Multi-Agent Protocols — Custom Agent Frameworks (Chapter 13)

Multi-agent systems fail in predictable ways when protocols aren't explicitly defined. Most developers assume agents will "figure it out," then spend weeks debugging mysterious deadlocks or infinite loops.

The Core Problem

When two or more agents interact, you need a contract that specifies message ordering, termination conditions, and error propagation. Without this, you're building on quicksand.

Protocol Design Patterns

The two most reliable patterns are request-response and publish-subscribe.
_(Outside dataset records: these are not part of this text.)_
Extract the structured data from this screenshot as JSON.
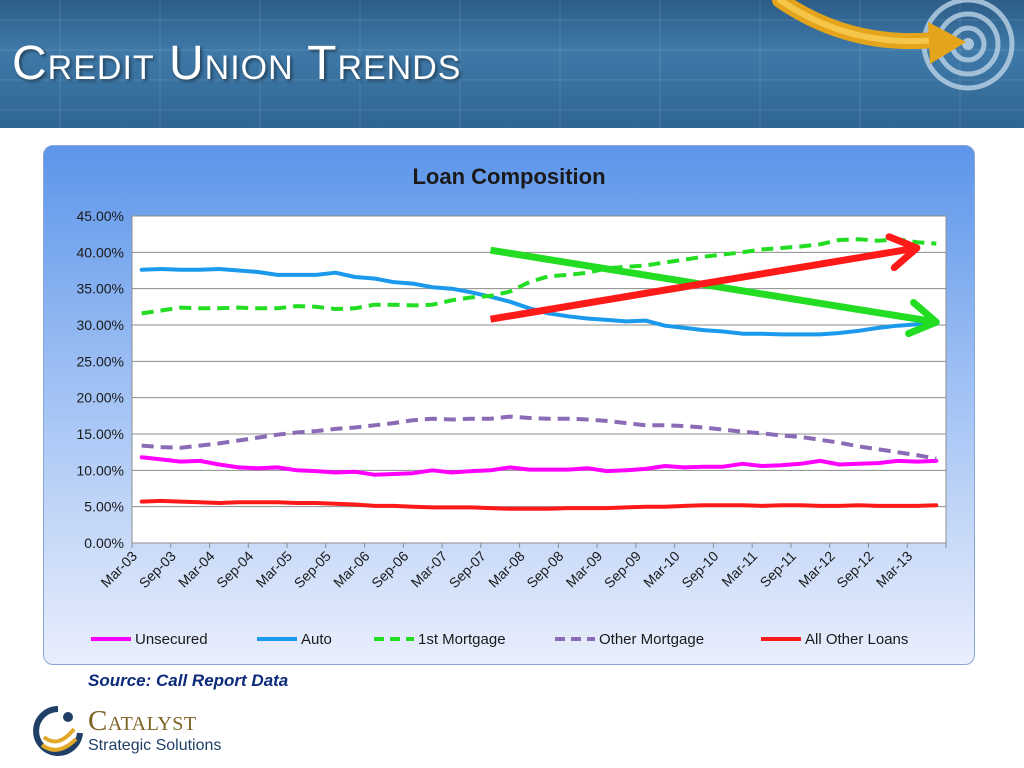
{
  "slide": {
    "title": "Credit Union Trends",
    "source": "Source:  Call Report Data"
  },
  "logo": {
    "name": "Catalyst",
    "tagline": "Strategic Solutions"
  },
  "chart_data": {
    "type": "line",
    "title": "Loan Composition",
    "xlabel": "",
    "ylabel": "",
    "y_axis": {
      "min": 0,
      "max": 45,
      "step": 5,
      "tick_labels": [
        "0.00%",
        "5.00%",
        "10.00%",
        "15.00%",
        "20.00%",
        "25.00%",
        "30.00%",
        "35.00%",
        "40.00%",
        "45.00%"
      ]
    },
    "grid": true,
    "legend_position": "bottom",
    "x_labels": [
      "Mar-03",
      "Sep-03",
      "Mar-04",
      "Sep-04",
      "Mar-05",
      "Sep-05",
      "Mar-06",
      "Sep-06",
      "Mar-07",
      "Sep-07",
      "Mar-08",
      "Sep-08",
      "Mar-09",
      "Sep-09",
      "Mar-10",
      "Sep-10",
      "Mar-11",
      "Sep-11",
      "Mar-12",
      "Sep-12",
      "Mar-13"
    ],
    "x": [
      "Mar-03",
      "Jun-03",
      "Sep-03",
      "Dec-03",
      "Mar-04",
      "Jun-04",
      "Sep-04",
      "Dec-04",
      "Mar-05",
      "Jun-05",
      "Sep-05",
      "Dec-05",
      "Mar-06",
      "Jun-06",
      "Sep-06",
      "Dec-06",
      "Mar-07",
      "Jun-07",
      "Sep-07",
      "Dec-07",
      "Mar-08",
      "Jun-08",
      "Sep-08",
      "Dec-08",
      "Mar-09",
      "Jun-09",
      "Sep-09",
      "Dec-09",
      "Mar-10",
      "Jun-10",
      "Sep-10",
      "Dec-10",
      "Mar-11",
      "Jun-11",
      "Sep-11",
      "Dec-11",
      "Mar-12",
      "Jun-12",
      "Sep-12",
      "Dec-12",
      "Mar-13",
      "Jun-13"
    ],
    "series": [
      {
        "name": "Unsecured",
        "color": "#ff00ff",
        "dash": "solid",
        "values": [
          11.8,
          11.5,
          11.2,
          11.3,
          10.8,
          10.4,
          10.3,
          10.4,
          10.0,
          9.9,
          9.7,
          9.8,
          9.4,
          9.5,
          9.6,
          10.0,
          9.7,
          9.9,
          10.0,
          10.4,
          10.1,
          10.1,
          10.1,
          10.3,
          9.9,
          10.0,
          10.2,
          10.6,
          10.4,
          10.5,
          10.5,
          10.9,
          10.6,
          10.7,
          10.9,
          11.3,
          10.8,
          10.9,
          11.0,
          11.3,
          11.2,
          11.3
        ]
      },
      {
        "name": "Auto",
        "color": "#1b9aed",
        "dash": "solid",
        "values": [
          37.6,
          37.7,
          37.6,
          37.6,
          37.7,
          37.5,
          37.3,
          36.9,
          36.9,
          36.9,
          37.2,
          36.6,
          36.4,
          35.9,
          35.7,
          35.2,
          35.0,
          34.5,
          33.9,
          33.2,
          32.3,
          31.6,
          31.2,
          30.9,
          30.7,
          30.5,
          30.6,
          29.9,
          29.6,
          29.3,
          29.1,
          28.8,
          28.8,
          28.7,
          28.7,
          28.7,
          28.9,
          29.2,
          29.6,
          29.9,
          30.1,
          30.4
        ]
      },
      {
        "name": "1st Mortgage",
        "color": "#22dd22",
        "dash": "dashed",
        "values": [
          31.6,
          32.0,
          32.4,
          32.3,
          32.3,
          32.4,
          32.3,
          32.3,
          32.6,
          32.5,
          32.2,
          32.3,
          32.8,
          32.8,
          32.7,
          32.8,
          33.4,
          33.8,
          34.0,
          34.6,
          35.9,
          36.7,
          36.9,
          37.2,
          37.8,
          38.0,
          38.2,
          38.6,
          39.0,
          39.4,
          39.7,
          40.0,
          40.4,
          40.6,
          40.8,
          41.1,
          41.7,
          41.8,
          41.6,
          41.8,
          41.4,
          41.2
        ]
      },
      {
        "name": "Other Mortgage",
        "color": "#8a6bb5",
        "dash": "dashed",
        "values": [
          13.4,
          13.2,
          13.1,
          13.4,
          13.7,
          14.1,
          14.5,
          14.9,
          15.2,
          15.4,
          15.7,
          15.9,
          16.2,
          16.5,
          16.9,
          17.1,
          17.0,
          17.1,
          17.1,
          17.4,
          17.2,
          17.1,
          17.1,
          17.0,
          16.8,
          16.5,
          16.2,
          16.2,
          16.1,
          15.9,
          15.6,
          15.3,
          15.1,
          14.8,
          14.6,
          14.2,
          13.8,
          13.3,
          12.9,
          12.5,
          12.1,
          11.6
        ]
      },
      {
        "name": "All Other Loans",
        "color": "#ff1a1a",
        "dash": "solid",
        "values": [
          5.7,
          5.8,
          5.7,
          5.6,
          5.5,
          5.6,
          5.6,
          5.6,
          5.5,
          5.5,
          5.4,
          5.3,
          5.1,
          5.1,
          5.0,
          4.9,
          4.9,
          4.9,
          4.8,
          4.7,
          4.7,
          4.7,
          4.8,
          4.8,
          4.8,
          4.9,
          5.0,
          5.0,
          5.1,
          5.2,
          5.2,
          5.2,
          5.1,
          5.2,
          5.2,
          5.1,
          5.1,
          5.2,
          5.1,
          5.1,
          5.1,
          5.2
        ]
      }
    ],
    "annotations": [
      {
        "kind": "trend-arrow",
        "color": "#22dd22",
        "from": [
          "Sep-07",
          40.3
        ],
        "to": [
          "Jun-13",
          30.4
        ]
      },
      {
        "kind": "trend-arrow",
        "color": "#ff1a1a",
        "from": [
          "Sep-07",
          30.8
        ],
        "to": [
          "Mar-13",
          40.6
        ]
      }
    ]
  }
}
Request-response works for synchronous operations where the caller needs an immediate result:

class RequestResponseProtocol:
    def __init__(self, timeout_seconds: float = 30.0):
        self.timeout = timeout_seconds
        self.pending: dict[str, asyncio.Future] = {}
    
    async def send_request(self, agent_id: str, payload: dict) -> dict:
        correlation_id = generate_id()
        future = asyncio.Future()
        self.pending[correlation_id] = future
        
        try:
            await self._deliver(agent_id, {
                "type": "request",
                "correlation_id": correlation_id,
                "payload": payload
            })
            return await asyncio.wait_for(future, timeout=self.timeout)
        finally:
            self.pending.pop(correlation_id, None)
    
    async def handle_response(self, correlation_id: str, result: dict):
        if correlation_id in self.pending:
            self.pending[correlation_id].set_result(result)
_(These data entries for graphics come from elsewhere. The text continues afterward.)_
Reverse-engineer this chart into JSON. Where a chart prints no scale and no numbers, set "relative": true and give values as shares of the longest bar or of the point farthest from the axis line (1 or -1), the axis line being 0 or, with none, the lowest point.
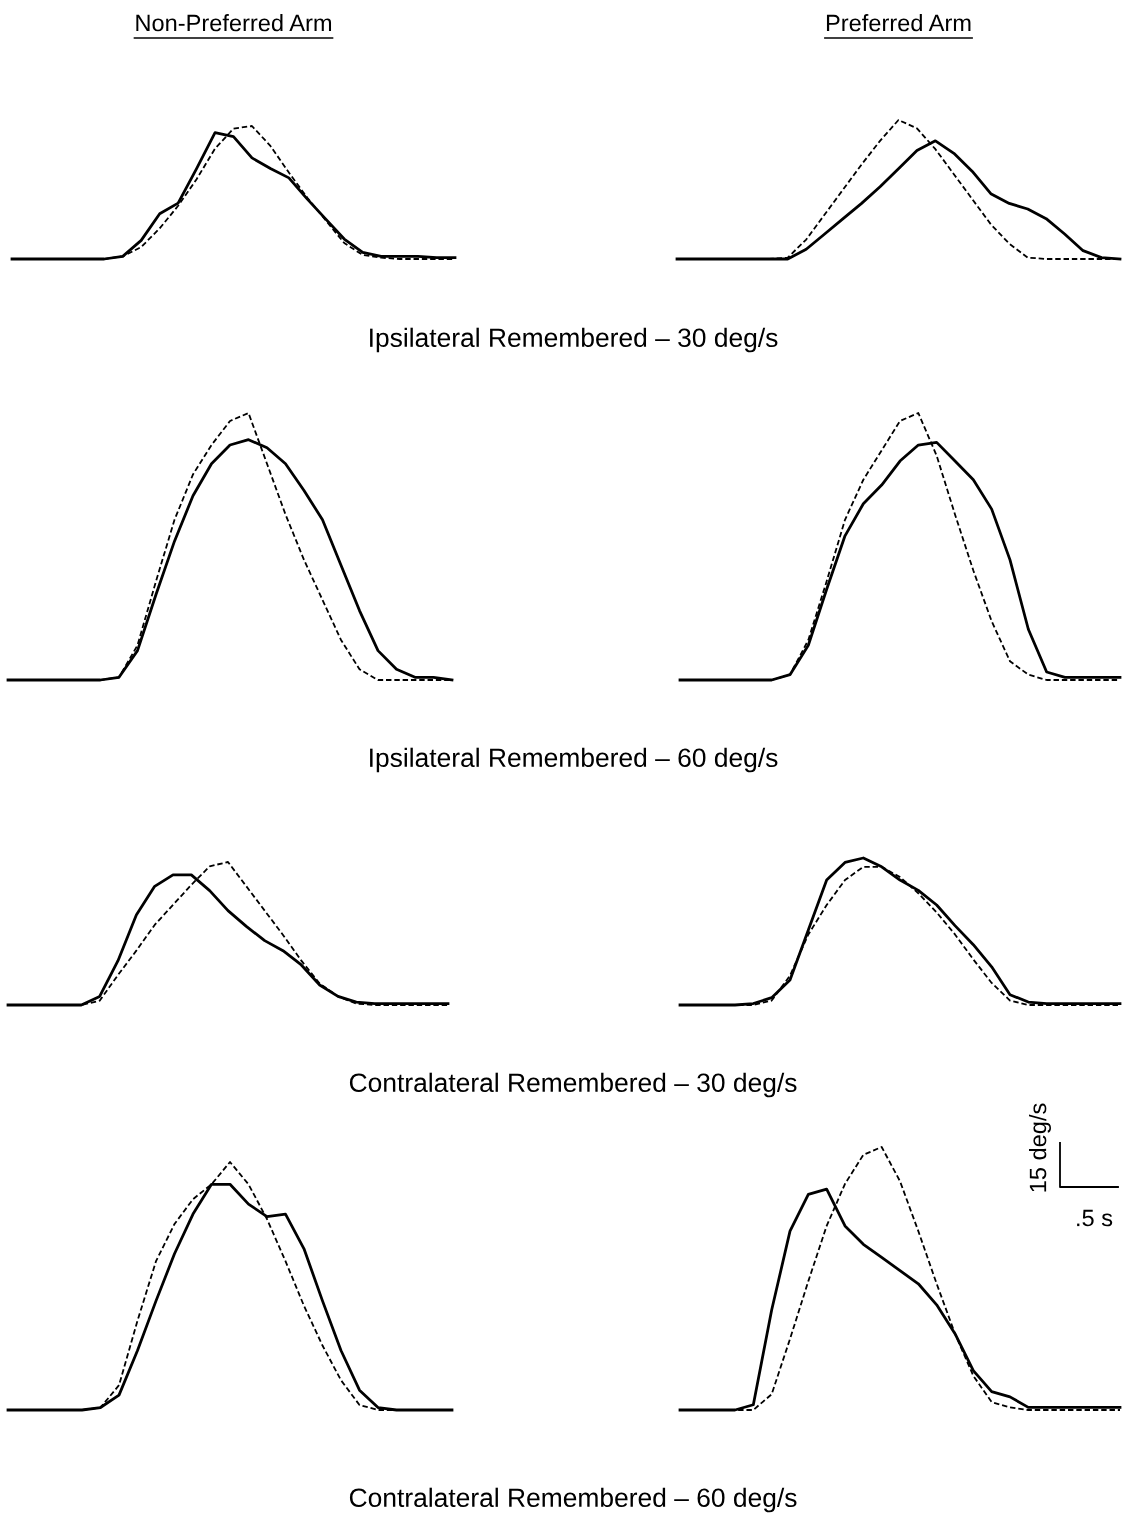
{
  "chart_data": [
    {
      "type": "line",
      "relative": true,
      "title": "Non-Preferred Arm",
      "xlabel": "Ipsilateral Remembered – 30 deg/s",
      "categories": [
        null,
        null,
        null,
        null,
        null,
        null,
        null,
        null,
        null,
        null,
        null,
        null,
        null,
        null,
        null,
        null,
        null,
        null,
        null,
        null,
        null,
        null,
        null,
        null,
        null
      ],
      "series": [
        {
          "color": "#000000",
          "line_style": "solid",
          "values": [
            0,
            0,
            0,
            0,
            0,
            0,
            0.02,
            0.14,
            0.34,
            0.42,
            0.68,
            0.95,
            0.92,
            0.76,
            0.68,
            0.61,
            0.45,
            0.3,
            0.15,
            0.05,
            0.02,
            0.02,
            0.02,
            0.01,
            0.01
          ]
        },
        {
          "color": "#000000",
          "line_style": "dashed",
          "values": [
            0,
            0,
            0,
            0,
            0,
            0,
            0.02,
            0.09,
            0.23,
            0.4,
            0.6,
            0.83,
            0.98,
            1,
            0.85,
            0.65,
            0.46,
            0.29,
            0.12,
            0.03,
            0.01,
            0,
            0,
            0,
            0
          ]
        }
      ]
    },
    {
      "type": "line",
      "relative": true,
      "title": "Preferred Arm",
      "categories": [
        null,
        null,
        null,
        null,
        null,
        null,
        null,
        null,
        null,
        null,
        null,
        null,
        null,
        null,
        null,
        null,
        null,
        null,
        null,
        null,
        null,
        null,
        null,
        null,
        null
      ],
      "series": [
        {
          "color": "#000000",
          "line_style": "solid",
          "values": [
            0,
            0,
            0,
            0,
            0,
            0,
            0,
            0.07,
            0.18,
            0.29,
            0.4,
            0.52,
            0.65,
            0.78,
            0.85,
            0.76,
            0.63,
            0.47,
            0.4,
            0.36,
            0.29,
            0.18,
            0.06,
            0.01,
            0
          ]
        },
        {
          "color": "#000000",
          "line_style": "dashed",
          "values": [
            0,
            0,
            0,
            0,
            0,
            0,
            0.01,
            0.14,
            0.32,
            0.5,
            0.68,
            0.85,
            1,
            0.94,
            0.79,
            0.61,
            0.43,
            0.25,
            0.11,
            0.01,
            0,
            0,
            0,
            0,
            0
          ]
        }
      ]
    },
    {
      "type": "line",
      "relative": true,
      "xlabel": "Ipsilateral Remembered – 60 deg/s",
      "categories": [
        null,
        null,
        null,
        null,
        null,
        null,
        null,
        null,
        null,
        null,
        null,
        null,
        null,
        null,
        null,
        null,
        null,
        null,
        null,
        null,
        null,
        null,
        null,
        null,
        null
      ],
      "series": [
        {
          "color": "#000000",
          "line_style": "solid",
          "values": [
            0,
            0,
            0,
            0,
            0,
            0,
            0.01,
            0.11,
            0.32,
            0.52,
            0.69,
            0.81,
            0.88,
            0.9,
            0.87,
            0.81,
            0.71,
            0.6,
            0.43,
            0.26,
            0.11,
            0.04,
            0.01,
            0.01,
            0
          ]
        },
        {
          "color": "#000000",
          "line_style": "dashed",
          "values": [
            0,
            0,
            0,
            0,
            0,
            0,
            0.01,
            0.13,
            0.37,
            0.6,
            0.77,
            0.88,
            0.97,
            1,
            0.81,
            0.62,
            0.45,
            0.3,
            0.15,
            0.04,
            0,
            0,
            0,
            0,
            0
          ]
        }
      ]
    },
    {
      "type": "line",
      "relative": true,
      "categories": [
        null,
        null,
        null,
        null,
        null,
        null,
        null,
        null,
        null,
        null,
        null,
        null,
        null,
        null,
        null,
        null,
        null,
        null,
        null,
        null,
        null,
        null,
        null,
        null,
        null
      ],
      "series": [
        {
          "color": "#000000",
          "line_style": "solid",
          "values": [
            0,
            0,
            0,
            0,
            0,
            0,
            0.02,
            0.13,
            0.34,
            0.54,
            0.66,
            0.73,
            0.82,
            0.88,
            0.89,
            0.82,
            0.75,
            0.64,
            0.45,
            0.19,
            0.03,
            0.01,
            0.01,
            0.01,
            0.01
          ]
        },
        {
          "color": "#000000",
          "line_style": "dashed",
          "values": [
            0,
            0,
            0,
            0,
            0,
            0,
            0.02,
            0.15,
            0.37,
            0.6,
            0.75,
            0.86,
            0.97,
            1,
            0.84,
            0.62,
            0.41,
            0.22,
            0.07,
            0.02,
            0,
            0,
            0,
            0,
            0
          ]
        }
      ]
    },
    {
      "type": "line",
      "relative": true,
      "xlabel": "Contralateral Remembered – 30 deg/s",
      "categories": [
        null,
        null,
        null,
        null,
        null,
        null,
        null,
        null,
        null,
        null,
        null,
        null,
        null,
        null,
        null,
        null,
        null,
        null,
        null,
        null,
        null,
        null,
        null,
        null,
        null
      ],
      "series": [
        {
          "color": "#000000",
          "line_style": "solid",
          "values": [
            0,
            0,
            0,
            0,
            0,
            0.06,
            0.31,
            0.63,
            0.83,
            0.91,
            0.91,
            0.8,
            0.66,
            0.55,
            0.45,
            0.38,
            0.28,
            0.14,
            0.06,
            0.02,
            0.01,
            0.01,
            0.01,
            0.01,
            0.01
          ]
        },
        {
          "color": "#000000",
          "line_style": "dashed",
          "values": [
            0,
            0,
            0,
            0,
            0,
            0.03,
            0.21,
            0.38,
            0.56,
            0.7,
            0.84,
            0.97,
            1,
            0.83,
            0.66,
            0.49,
            0.31,
            0.15,
            0.06,
            0.01,
            0,
            0,
            0,
            0,
            0
          ]
        }
      ]
    },
    {
      "type": "line",
      "relative": true,
      "categories": [
        null,
        null,
        null,
        null,
        null,
        null,
        null,
        null,
        null,
        null,
        null,
        null,
        null,
        null,
        null,
        null,
        null,
        null,
        null,
        null,
        null,
        null,
        null,
        null,
        null
      ],
      "series": [
        {
          "color": "#000000",
          "line_style": "solid",
          "values": [
            0,
            0,
            0,
            0,
            0.01,
            0.05,
            0.17,
            0.51,
            0.85,
            0.97,
            1,
            0.94,
            0.85,
            0.78,
            0.68,
            0.54,
            0.41,
            0.26,
            0.07,
            0.02,
            0.01,
            0.01,
            0.01,
            0.01,
            0.01
          ]
        },
        {
          "color": "#000000",
          "line_style": "dashed",
          "values": [
            0,
            0,
            0,
            0,
            0,
            0.03,
            0.2,
            0.48,
            0.68,
            0.85,
            0.94,
            0.94,
            0.87,
            0.76,
            0.63,
            0.48,
            0.31,
            0.15,
            0.03,
            0,
            0,
            0,
            0,
            0,
            0
          ]
        }
      ]
    },
    {
      "type": "line",
      "relative": true,
      "xlabel": "Contralateral Remembered – 60 deg/s",
      "categories": [
        null,
        null,
        null,
        null,
        null,
        null,
        null,
        null,
        null,
        null,
        null,
        null,
        null,
        null,
        null,
        null,
        null,
        null,
        null,
        null,
        null,
        null,
        null,
        null,
        null
      ],
      "series": [
        {
          "color": "#000000",
          "line_style": "solid",
          "values": [
            0,
            0,
            0,
            0,
            0,
            0.01,
            0.06,
            0.24,
            0.44,
            0.63,
            0.79,
            0.91,
            0.91,
            0.83,
            0.78,
            0.79,
            0.65,
            0.44,
            0.24,
            0.08,
            0.01,
            0,
            0,
            0,
            0
          ]
        },
        {
          "color": "#000000",
          "line_style": "dashed",
          "values": [
            0,
            0,
            0,
            0,
            0,
            0.01,
            0.1,
            0.36,
            0.6,
            0.75,
            0.85,
            0.91,
            1,
            0.91,
            0.77,
            0.6,
            0.42,
            0.26,
            0.12,
            0.02,
            0,
            0,
            0,
            0,
            0
          ]
        }
      ]
    },
    {
      "type": "line",
      "relative": true,
      "annotations": [
        "15 deg/s",
        ".5 s"
      ],
      "categories": [
        null,
        null,
        null,
        null,
        null,
        null,
        null,
        null,
        null,
        null,
        null,
        null,
        null,
        null,
        null,
        null,
        null,
        null,
        null,
        null,
        null,
        null,
        null,
        null,
        null
      ],
      "series": [
        {
          "color": "#000000",
          "line_style": "solid",
          "values": [
            0,
            0,
            0,
            0,
            0.02,
            0.38,
            0.68,
            0.82,
            0.84,
            0.7,
            0.63,
            0.58,
            0.53,
            0.48,
            0.4,
            0.29,
            0.15,
            0.07,
            0.05,
            0.01,
            0.01,
            0.01,
            0.01,
            0.01,
            0.01
          ]
        },
        {
          "color": "#000000",
          "line_style": "dashed",
          "values": [
            0,
            0,
            0,
            0,
            0,
            0.06,
            0.27,
            0.49,
            0.7,
            0.86,
            0.97,
            1,
            0.87,
            0.68,
            0.48,
            0.29,
            0.13,
            0.03,
            0.01,
            0,
            0,
            0,
            0,
            0,
            0
          ]
        }
      ]
    }
  ]
}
Failure Mode: Race Conditions

The most common failure happens when responses arrive out of order or get duplicated. Always use correlation IDs, never assume message arrival order matches dispatch order.

State Machine Approach

For complex multi-agent workflows, model each agent as a state machine with explicit transitions:

class AgentState:
    IDLE = "idle"
    WAITING = "waiting"
    PROCESSING = "processing"
    ERROR = "error"
    TERMINATED = "terminated"

Define allowed transitions explicitly. This makes the protocol auditable and testable.

Local verification checkpoint

Run the smallest example from this chapter in a local workspace and record the package version, runtime, data path, and observed output. If the result depends on model size, vector count, CPU/GPU backend, or available memory, note that constraint beside the exercise so the lesson remains reproducible.